Durch Chris, unseren jetzigen Produzenten, habe ich viel dazugelernt. Er hat mich sozusagen gedrillt und meinen Ehrgeiz gefördert. Heute sehe ich es so, dass jeder Auftritt auch ein Versagen ist, da man immer nach mehr Perfektion strebt. Es braucht einfach Geduld und Zeit: Man muss da immer dranbleiben. Es hilft viel, wenn man gute Lehrer, Kollegen und einen Mentor hat.

AVIVA-Berlin: Wie haben The Raveners zusammengefunden?
Jessy Howe: Chris Muzik und ich kennen uns schon seit mehr als zehn Jahren. Die anderen sind auf Anfrage hinzugekommen. Sie sind eine Riesenbereicherung, denn sie machen das alle von Herzen und nicht hauptsächlich, um Geld zu verdienen. Der Schlagzeuger ist allerdings schon der Fünfte, der bei uns mit dabei ist. Die guten Schlagzeuger sind in der Schweiz sehr nachgefragt.

AVIVA-Berlin: Wie ist es für Euch, bei der Popkomm mit dabei zu sein, die dieses Jahr eine Kombination aus einer großen Musikmesse und einem weit gefächerten Live-Festival ist? Warst Du auf der Messe?
Jessy Howe: Ich war vorhin eine Stunde im Flughafen auf der Fachmesse und habe Flyer für unser Showcase verteilt. Hier zu spielen ist natürlich eine Riesenreferenz, weil jeder die Popkomm kennt. Der Musikmarkt ist leider ziemlich in sich zusammengefallen und da ist es toll, auf einer Messe spielen zu können und die Möglichkeit zu haben, seinen Namen ohne allzu großen Aufwand bekannter machen und die Musik vorstellen zu können. Wir haben uns via Sonicbids angemeldet und haben von ihnen Unterstützung bei der Visabesorgung und Kontakthilfen zur deutschen Musikwirtschaft bekommen. Dass das so gut geklappt hat, hing auch damit zusammen, dass wir schon länger Musik machen und eine CD veröffentlicht haben. Ich glaube, wenn man ganz frisch im Musikgeschäft ist, wäre das schon schwieriger.

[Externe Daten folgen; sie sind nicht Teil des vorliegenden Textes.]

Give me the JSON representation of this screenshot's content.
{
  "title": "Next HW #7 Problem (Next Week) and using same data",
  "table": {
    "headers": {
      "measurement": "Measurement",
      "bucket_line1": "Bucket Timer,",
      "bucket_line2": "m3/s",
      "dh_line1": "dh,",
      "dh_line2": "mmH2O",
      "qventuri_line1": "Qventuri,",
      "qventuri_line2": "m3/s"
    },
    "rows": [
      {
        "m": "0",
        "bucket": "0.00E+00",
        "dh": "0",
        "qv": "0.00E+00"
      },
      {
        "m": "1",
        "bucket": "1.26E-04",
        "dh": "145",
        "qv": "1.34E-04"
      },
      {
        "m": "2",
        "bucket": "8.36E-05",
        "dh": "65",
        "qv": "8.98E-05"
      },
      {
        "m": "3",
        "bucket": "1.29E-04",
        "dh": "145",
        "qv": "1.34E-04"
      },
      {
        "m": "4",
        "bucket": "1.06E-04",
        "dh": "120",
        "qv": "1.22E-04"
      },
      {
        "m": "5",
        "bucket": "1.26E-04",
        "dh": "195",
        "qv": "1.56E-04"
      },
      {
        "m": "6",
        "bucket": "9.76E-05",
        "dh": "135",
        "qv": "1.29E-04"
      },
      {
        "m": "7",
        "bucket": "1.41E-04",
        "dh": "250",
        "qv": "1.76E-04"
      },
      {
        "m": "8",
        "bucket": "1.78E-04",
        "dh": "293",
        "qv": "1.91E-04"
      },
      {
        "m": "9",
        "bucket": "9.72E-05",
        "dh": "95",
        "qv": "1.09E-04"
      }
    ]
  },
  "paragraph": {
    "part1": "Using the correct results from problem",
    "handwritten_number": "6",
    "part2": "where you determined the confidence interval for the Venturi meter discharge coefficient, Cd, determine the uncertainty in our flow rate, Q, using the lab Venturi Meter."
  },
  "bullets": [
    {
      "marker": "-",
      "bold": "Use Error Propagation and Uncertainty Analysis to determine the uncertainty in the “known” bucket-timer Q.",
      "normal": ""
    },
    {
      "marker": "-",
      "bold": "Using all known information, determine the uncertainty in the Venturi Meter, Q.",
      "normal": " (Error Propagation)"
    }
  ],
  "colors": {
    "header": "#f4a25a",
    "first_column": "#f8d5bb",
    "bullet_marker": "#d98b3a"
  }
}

AVIVA-Berlin: Bleibt Ihr noch etwas in Berlin und schaut Euch auf der Popkomm und der Berlin Music Week um?
Jessy Howe: Nein, das geht leider nicht. Morgen singe ich auf einer Hochzeit und wir müssen deshalb bald wieder zurückfahren. Chris hat auch einen Auftritt und die Anderen müssen ebenfalls wieder arbeiten. Ansonsten würde ich gerne ein wenig länger in Berlin bleiben. Was ich bisher von Berlin gesehen habe, vor allem Kreuzberg, finde ich extrem charmant. Ich verstehe völlig, warum die Leute gerne nach Berlin kommen.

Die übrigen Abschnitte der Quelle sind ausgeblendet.